Joining her in the shower was another activity he looked forward to. Someday. Preferably someday soon.
Get a grip
.
He shook his head, and instead of indulging in wet, soapy sex, he spread the hard copy of the blueprint on the coffee table, sat his ass down, and went to work.
Which brought him back full circle. Whether Honey liked him in that position or not, Rafael planned being by her side until Savage was taken into custody. He could see no other way to keep her alive.
Why Savage was bombing banks, and why she seemed to have it in for Honey, he had no fucking idea. Until he did, he was going to stick to Winston like gunpowder residue.
The door connecting the lounge area and the bedroom was open. Not an oversight. He knew Honey too well. He hadn’t heard the
snick
of the lock on the bathroom door either. With a wry smile, he toasted his showering lover.

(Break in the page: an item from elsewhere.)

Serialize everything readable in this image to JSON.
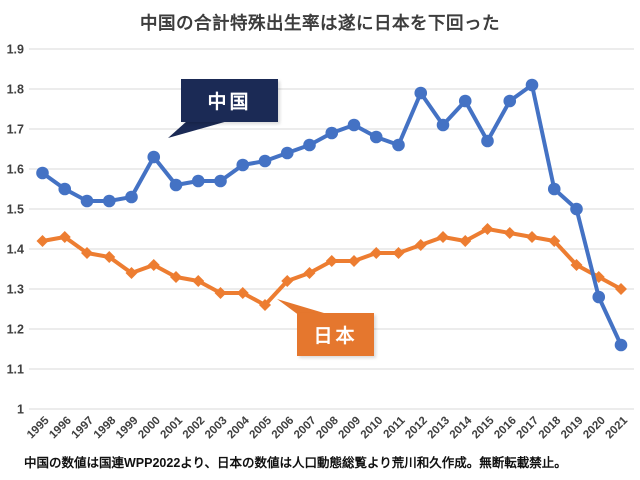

Kobevko would know the building well. In anticipation of discovery, he’d know every exit and hidey-hole of his environment like the back of his hand. He’d never allow himself to be trapped. The casino would be no exception. Rafe knew he had to be on top of his game. Dredging up memories of Rachel, putting two and two together to give him Savage at their present location, and anticipating the capture of Kobevko so they could put all of this together, took his imagination away from a sleek and wet Honey.
His comm rang in the bedroom. Probably Nielson. Rafael got up to go get it, then realized when he picked it up it was Honey’s device, not his own. The abbreviated message, because Nielson never used six words when one would do, read: “IMPOSTER ID CONFIRMED. SHIVED. DOA. SAVAGE IN THE WIND. WATCH BACK.”
No shit and no surprise. Honey was right.
She was in more danger than he’d anticipated.
Listening to the shower running as he stood right outside the bathroom door, Rafael absently scrolled through previous texts in case Nielson had anything else to offer. He saw the two from Savage while he was at it. For a second, just a nanosecond, he wondered if Honey and Savage were working together on whatever this was. But he immediately dismissed the notion. Honey was too straightforward and by the book to go off the reservation this way. It wasn’t her MO.
The bathroom door opened, emitting a cloud of steam. “All yours,” Honey shouted. By the time she walked into the bedroom, he was on the sofa, twenty feet away. Stretching his arm across the back of the sofa, he turned at the sound of her voice.
She, of course, wasn’t playing fair. Face shiny and freshly scrubbed, a white towel wrapped around her head and another wrapped around her body, she looked like every man’s wet dream. Gift-wrapped.
Getting to his feet, carrying his empty glass, he circled the sofa. “You got a text from Nielson.”
“Oh, yeah?” Head upside down, she started vigorously towel-drying her hair. “What did she say?” Fascinated by the precariousness of the towel wrapped around her clearly nude body, it took a moment for him to answer.
“Comm’s over there, but in a nutshell? You were right. Inmate number 765432 positively IDed as
not
Catherine Seymour. Woman was knifed. Dead when Nielson arrived at the prison.”